What in the world?
Keegan Godwin (TheLorian)
What in the world? A brief summary of world events
-Global Climate Summit
The G20, an international organization that consists of 19 countries and the European Union, is meeting in Glasgow, Scotland, to discuss climate change, along with other international issues. The G20 met in Rome from Oct. 30-31 to discuss the climate specifically before the COP26 Summit. The meeting in Rome led to countries committing to cooling and containing the world’s global warming temperature below the 34.7 degrees Fahrenheit pre-industrial level. Despite all of those talks, climate activists are upset that there were no firm pledges or actual plans set up by these nations to actually combat global warming. World leaders, however, did acknowledge for the first time ever that the world needs to be on track by 2050 or consequences will be dire. To reach these emission goals, this would require a worldwide transfer to cleaner and more renewable energy sources like electric and solar.
The COP26 began their international meeting on Monday and will continue negotiations for two weeks. U.K. Prime Minister Boris Johnson began the summit with a warning to the world in regards to the climate, claiming the world was “one minute till midnight.” Prime Minister Johnson was referring to the infamous doomsday clock, a scientific “measurement” of when a man-made catastrophe will strike the world. This week, leaders will look to drastically cut greenhouse gas emissions and attempt to cool the Earth’s global warming crisis.
-U.S. Build Back Better Bill Update
The Build Back Better bill, or the BBB, is President Biden’s plan to “rebuild the middle class”, as defined by the White House. The original BBB bill introduced by the Biden Administration was a $3.5 trillion plan that failed to gain support from Democrats. With the current Senate divided 50-50, both parties require unanimous support from their respective parties to pass partisan legislation. Moderate Democrats, led by Senator Joe Manchin (D-WV) and Senator Kyrsten Sinema (D-AZ), failed to give their support to the expensive $3.5 trillion bill, and instead proposed a new bill of roughly $1.5 trillion. After weeks of negotiation between moderate Democrats and Republicans, Democrats have proposed a new $1.75 trillion BBB bill in a compromise with moderate Democrats. While this new proposal is more moderate-friendly, it is still unclear whether moderates, both Democrats and Republicans, will vote in favor of the bill.
What’s in the new proposal? The big aspect of this bill is $555 billion pledged towards clean energy and climate investments. $320 billion of that will be used towards tax credits that would incentivize large corporations to switch to cleaner and safer energy. The next big thing in this bill is child care and preschool. Under this bill, the government would provide universal free pre-school for three and four-year-olds along with a one-year expansion of child tax credits. Many other aspects can be viewed by simply looking up “What’s in the Build Back Better bill?”

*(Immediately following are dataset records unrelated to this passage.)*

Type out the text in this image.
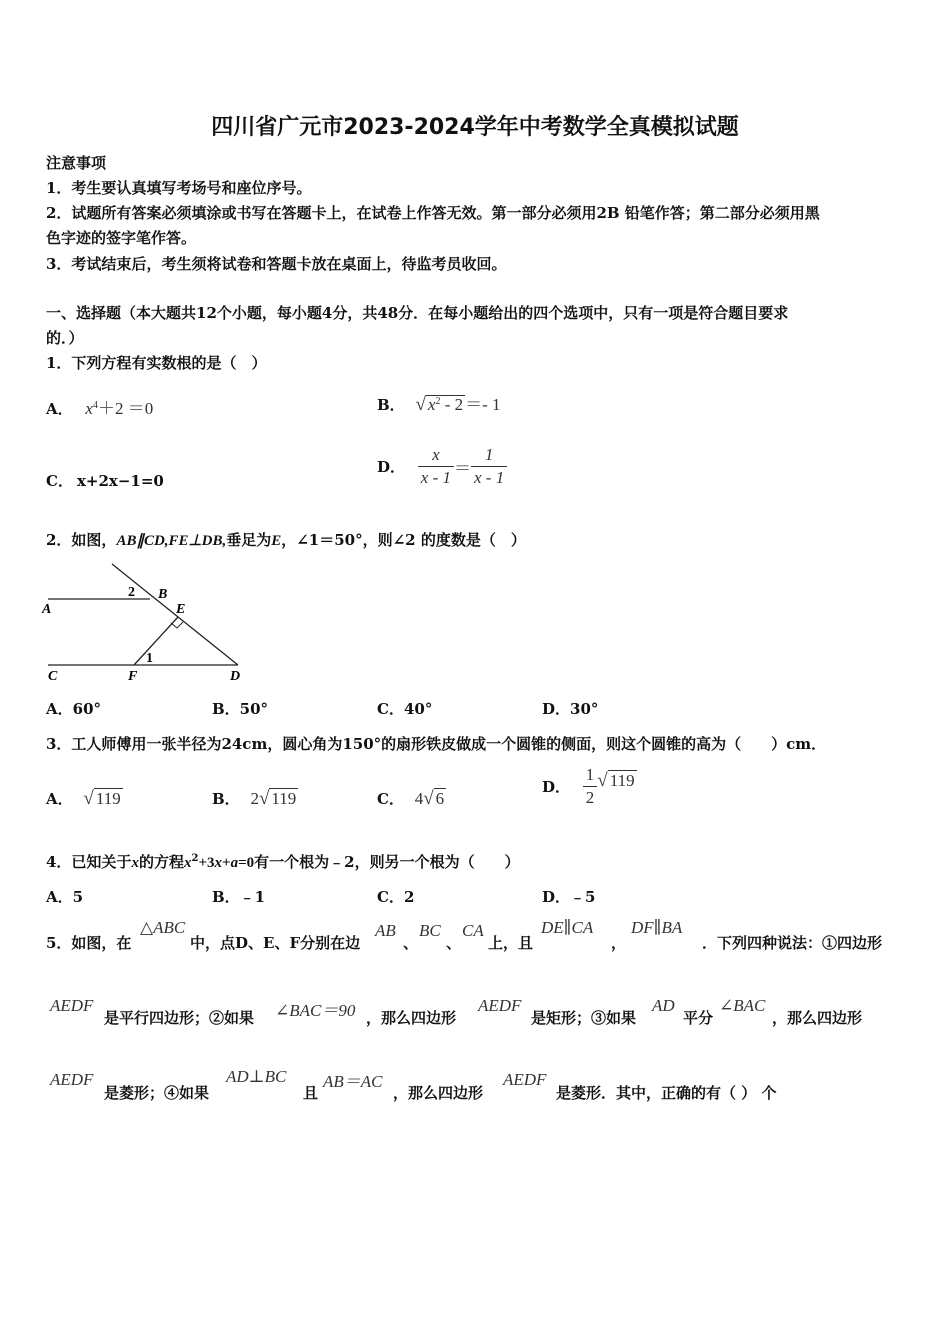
四川省广元市2023-2024学年中考数学全真模拟试题
注意事项
1．考生要认真填写考场号和座位序号。
2．试题所有答案必须填涂或书写在答题卡上，在试卷上作答无效。第一部分必须用2B 铅笔作答；第二部分必须用黑
色字迹的签字笔作答。
3．考试结束后，考生须将试卷和答题卡放在桌面上，待监考员收回。
一、选择题（本大题共12个小题，每小题4分，共48分．在每小题给出的四个选项中，只有一项是符合题目要求
的．）
1．下列方程有实数根的是（　）
A． $x^4+2 =0$	B． √ $x^2 - 2 =- 1$
C． x+2x−1=0
D． $\frac{x}{x - 1} = \frac{1}{x - 1}$
2．如图，AB∥CD,FE⊥DB,垂足为E，∠1＝50°，则∠2 的度数是（　）
A
B
E
2
1
C	F	D
A．60°	B．50°	C．40°	D．30°
3．工人师傅用一张半径为24cm，圆心角为150°的扇形铁皮做成一个圆锥的侧面，则这个圆锥的高为（　　）cm．
A． √ 119	B． 2√ 119	C． 4√ 6
D． $\frac{1}{2}$ √ 119
4．已知关于x的方程$x^2+3x+a=0$有一个根为﹣2，则另一个根为（　　）
A．5	B．﹣1	C．2	D．﹣5
5．如图，在
△ABC
中，点D、E、F分别在边
AB
、
BC
、
CA
上，且
DE∥CA
，
DF∥BA
．下列四种说法：①四边形
AEDF
是平行四边形；②如果 ∠BAC＝90 ，那么四边形
AEDF
是矩形；③如果
AD
平分
∠BAC
，那么四边形
AEDF
是菱形；④如果
AD⊥BC
且
AB＝AC
，那么四边形
AEDF
是菱形．其中，正确的有（ ） 个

Congress is expected to vote on this bill within the upcoming week.
-Texas Abortion Laws
Texas, after years of legal disputes, has passed a law that bans abortions when a fetal heartbeat is detected, which is roughly six weeks into pregnancy. However, many women do not detect pregnancy within that time frame, which basically bans abortions altogether in the state of Texas. One of the many reasons this law is controversial is due to the Supreme Court case, Roe v. Wade. Roe v. Wade determined that a person has the right to an abortion until at least 24 weeks.
The law, which went into effect on Sept. 1, has finally made its way to the Supreme Court. This law was designed by the Texas legislation to evade review in federal courts. The Supreme Court has not yet made a ruling on the law and it may take time for them to make a decision. It is unclear at this time whether they will determine whether the law is constitutional or not.
On Monday, the Supreme Court hinted that they may allow lower courts to challenge the law. It is uncertain where the court will head moving forward.